After five swift years, it’s almost time to say goodbye to my University experience and the city of Leeds. How have five years gone by so quickly?


It feels as if I’ve been in a time warped bubble since I came to Leeds in 2019, at the same time I feel so different to who I was when I first arrived. Leeds isn’t the same either. A strange, removed and dissociated feeling lingered as I took on my final year last September. I suddenly felt very old and removed from the Leeds I had left before my exchange year. With many of my friends having graduated and moved back home, new waves of trends, students and attitudes exhibited on campus. I felt lonely and bored of studying, I just wanted to be done with Uni.

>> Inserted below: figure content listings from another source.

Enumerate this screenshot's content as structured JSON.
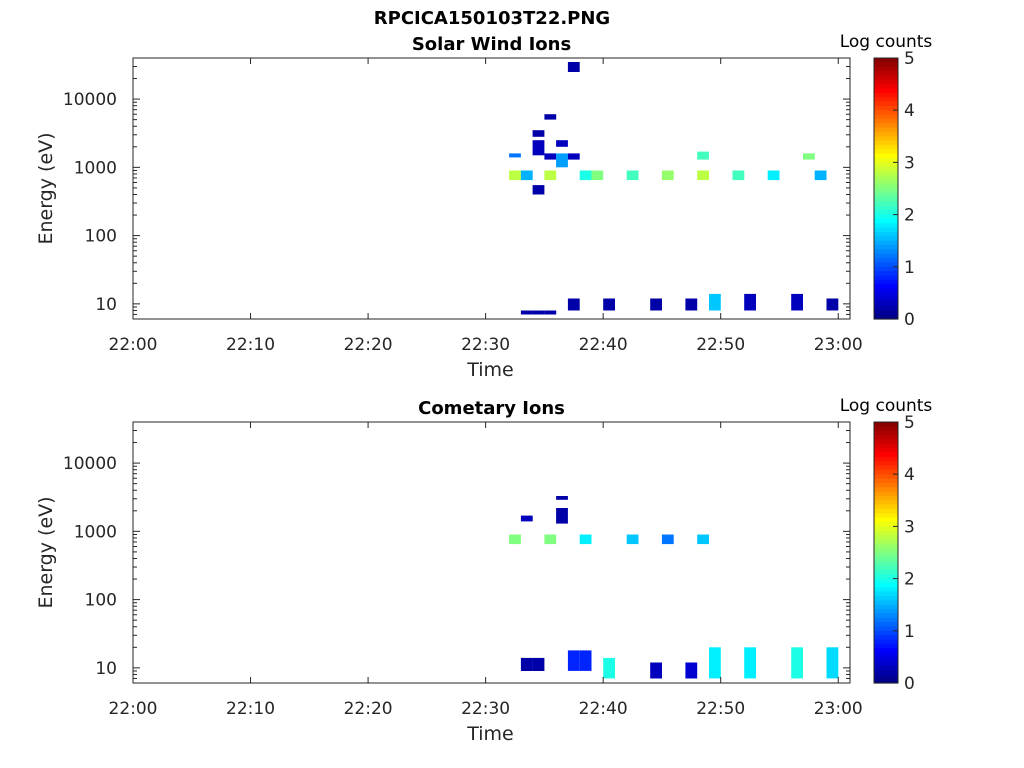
{
  "figure": {
    "filename": "RPCICA150103T22.PNG"
  },
  "chart_data": [
    {
      "type": "heatmap",
      "title": "Solar Wind Ions",
      "xlabel": "Time",
      "ylabel": "Energy (eV)",
      "x_ticks": [
        "22:00",
        "22:10",
        "22:20",
        "22:30",
        "22:40",
        "22:50",
        "23:00"
      ],
      "x_range": [
        "22:00",
        "23:01"
      ],
      "y_scale": "log",
      "y_ticks": [
        10,
        100,
        1000,
        10000
      ],
      "y_tick_labels": [
        "10",
        "100",
        "1000",
        "10000"
      ],
      "y_range": [
        6,
        40000
      ],
      "colorbar": {
        "label": "Log counts",
        "range": [
          0,
          5
        ],
        "ticks": [
          "0",
          "1",
          "2",
          "3",
          "4",
          "5"
        ],
        "colormap": "jet"
      },
      "cells": [
        {
          "t": "22:33",
          "e": [
            7,
            8
          ],
          "c": 0.2
        },
        {
          "t": "22:34",
          "e": [
            7,
            8
          ],
          "c": 0.2
        },
        {
          "t": "22:35",
          "e": [
            7,
            8
          ],
          "c": 0.2
        },
        {
          "t": "22:32",
          "e": [
            1400,
            1600
          ],
          "c": 1.2
        },
        {
          "t": "22:32",
          "e": [
            650,
            900
          ],
          "c": 2.8
        },
        {
          "t": "22:33",
          "e": [
            650,
            900
          ],
          "c": 1.5
        },
        {
          "t": "22:34",
          "e": [
            400,
            550
          ],
          "c": 0.2
        },
        {
          "t": "22:34",
          "e": [
            1500,
            2500
          ],
          "c": 0.3
        },
        {
          "t": "22:34",
          "e": [
            2800,
            3500
          ],
          "c": 0.2
        },
        {
          "t": "22:35",
          "e": [
            5000,
            6000
          ],
          "c": 0.2
        },
        {
          "t": "22:35",
          "e": [
            1300,
            1600
          ],
          "c": 0.3
        },
        {
          "t": "22:35",
          "e": [
            650,
            900
          ],
          "c": 2.8
        },
        {
          "t": "22:36",
          "e": [
            2000,
            2500
          ],
          "c": 0.3
        },
        {
          "t": "22:36",
          "e": [
            1000,
            1600
          ],
          "c": 1.4
        },
        {
          "t": "22:37",
          "e": [
            25000,
            35000
          ],
          "c": 0.2
        },
        {
          "t": "22:37",
          "e": [
            8,
            12
          ],
          "c": 0.2
        },
        {
          "t": "22:37",
          "e": [
            1300,
            1600
          ],
          "c": 0.3
        },
        {
          "t": "22:38",
          "e": [
            650,
            900
          ],
          "c": 2.0
        },
        {
          "t": "22:39",
          "e": [
            650,
            900
          ],
          "c": 2.5
        },
        {
          "t": "22:42",
          "e": [
            650,
            900
          ],
          "c": 2.2
        },
        {
          "t": "22:45",
          "e": [
            650,
            900
          ],
          "c": 2.6
        },
        {
          "t": "22:48",
          "e": [
            650,
            900
          ],
          "c": 2.8
        },
        {
          "t": "22:48",
          "e": [
            1300,
            1700
          ],
          "c": 2.2
        },
        {
          "t": "22:51",
          "e": [
            650,
            900
          ],
          "c": 2.2
        },
        {
          "t": "22:54",
          "e": [
            650,
            900
          ],
          "c": 1.8
        },
        {
          "t": "22:57",
          "e": [
            1300,
            1600
          ],
          "c": 2.5
        },
        {
          "t": "22:58",
          "e": [
            650,
            900
          ],
          "c": 1.5
        },
        {
          "t": "22:40",
          "e": [
            8,
            12
          ],
          "c": 0.2
        },
        {
          "t": "22:44",
          "e": [
            8,
            12
          ],
          "c": 0.2
        },
        {
          "t": "22:47",
          "e": [
            8,
            12
          ],
          "c": 0.2
        },
        {
          "t": "22:49",
          "e": [
            8,
            14
          ],
          "c": 1.6
        },
        {
          "t": "22:52",
          "e": [
            8,
            14
          ],
          "c": 0.3
        },
        {
          "t": "22:56",
          "e": [
            8,
            14
          ],
          "c": 0.3
        },
        {
          "t": "22:59",
          "e": [
            8,
            12
          ],
          "c": 0.2
        }
      ]
    },
    {
      "type": "heatmap",
      "title": "Cometary Ions",
      "xlabel": "Time",
      "ylabel": "Energy (eV)",
      "x_ticks": [
        "22:00",
        "22:10",
        "22:20",
        "22:30",
        "22:40",
        "22:50",
        "23:00"
      ],
      "x_range": [
        "22:00",
        "23:01"
      ],
      "y_scale": "log",
      "y_ticks": [
        10,
        100,
        1000,
        10000
      ],
      "y_tick_labels": [
        "10",
        "100",
        "1000",
        "10000"
      ],
      "y_range": [
        6,
        40000
      ],
      "colorbar": {
        "label": "Log counts",
        "range": [
          0,
          5
        ],
        "ticks": [
          "0",
          "1",
          "2",
          "3",
          "4",
          "5"
        ],
        "colormap": "jet"
      },
      "cells": [
        {
          "t": "22:33",
          "e": [
            9,
            14
          ],
          "c": 0.2
        },
        {
          "t": "22:34",
          "e": [
            9,
            14
          ],
          "c": 0.2
        },
        {
          "t": "22:37",
          "e": [
            9,
            18
          ],
          "c": 0.8
        },
        {
          "t": "22:38",
          "e": [
            9,
            18
          ],
          "c": 0.8
        },
        {
          "t": "22:32",
          "e": [
            650,
            900
          ],
          "c": 2.5
        },
        {
          "t": "22:35",
          "e": [
            650,
            900
          ],
          "c": 2.5
        },
        {
          "t": "22:38",
          "e": [
            650,
            900
          ],
          "c": 1.8
        },
        {
          "t": "22:36",
          "e": [
            1300,
            2200
          ],
          "c": 0.2
        },
        {
          "t": "22:36",
          "e": [
            2900,
            3300
          ],
          "c": 0.2
        },
        {
          "t": "22:33",
          "e": [
            1400,
            1700
          ],
          "c": 0.3
        },
        {
          "t": "22:42",
          "e": [
            650,
            900
          ],
          "c": 1.6
        },
        {
          "t": "22:45",
          "e": [
            650,
            900
          ],
          "c": 1.2
        },
        {
          "t": "22:48",
          "e": [
            650,
            900
          ],
          "c": 1.6
        },
        {
          "t": "22:40",
          "e": [
            7,
            14
          ],
          "c": 2.0
        },
        {
          "t": "22:44",
          "e": [
            7,
            12
          ],
          "c": 0.3
        },
        {
          "t": "22:47",
          "e": [
            7,
            12
          ],
          "c": 0.4
        },
        {
          "t": "22:49",
          "e": [
            7,
            20
          ],
          "c": 1.8
        },
        {
          "t": "22:52",
          "e": [
            7,
            20
          ],
          "c": 1.8
        },
        {
          "t": "22:56",
          "e": [
            7,
            20
          ],
          "c": 2.0
        },
        {
          "t": "22:59",
          "e": [
            7,
            20
          ],
          "c": 1.7
        }
      ]
    }
  ]
}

Just a few months later, despite the workload, I am enjoying myself every day and grappling with time, questioning how it all went by so quickly, wishing it would slow down!

 

I remember moving into first year halls, the nervous excitement I felt and the dust in my nose of the Tannery room I moved into. Looking back, it feels like a world away, yet strangely it also feels like yesterday. Each year has been so different and so instrumental for my personal growth. I can almost compare each year to a chapter in a book, although I don’t think it’s the same genre the entire way through (second and third year were giving horror due to my lockdown/ flop era). Along with these eras came the different characters, the wild and wholesome moments, the hangovers, the relationships and friendships that worked out and the ones that didn’t. They have all left their impressions on me. The places have too: the grotty sesh basements, the late night escapades and drunken summer days in Hyde Park, Eddy B library, Club Mission (for my 2019 oldies), and all their scenes and smells - beer stained carpets and scurrying rats. 

 

Inevitably, good and bad times have been had. Leeds has seen me at my absolute worst, when I was trying and when I had given up. It has also seen me through some interesting phases of hair dye and wearing coats 5 times too big for me. Nonetheless, I am wiser now. Everyone talks about how much Uni ‘changes you’, but I never understood that until now. The unprecedented amount of growth in confidence, ability, independence, resilience and patience for myself and others has really made this entire experience so worth it, although the insane amount of debt I am leaving with makes me question this… But that’s a conversation for another day!

 


At the end of the day, I am and have always been a part of Leeds, just as Leeds will always remain an important part in my journey for years to come. I’ll remember it as the city that nourished my early adult years and immense growth. I just wish I slowed down and appreciated where I was during each phase when it was happening, because maybe it would’ve gone a bit slower, (yeah, yeah, I know I’ve had five years, I shouldn’t complain).

 

But whether you have 3, 5 or 7 years of Uni, finally finishing feels surreal. Whether you hated or loved Uni, every memory and chapter compiles to that last moment. Despite all the ups and downs, I look back fondly and love Leeds for all the friends, memories and lessons it has given me.

 

Brb, crying that I have to enter full time employment and because I won’t ever get to be a Hyde Park rat ever again.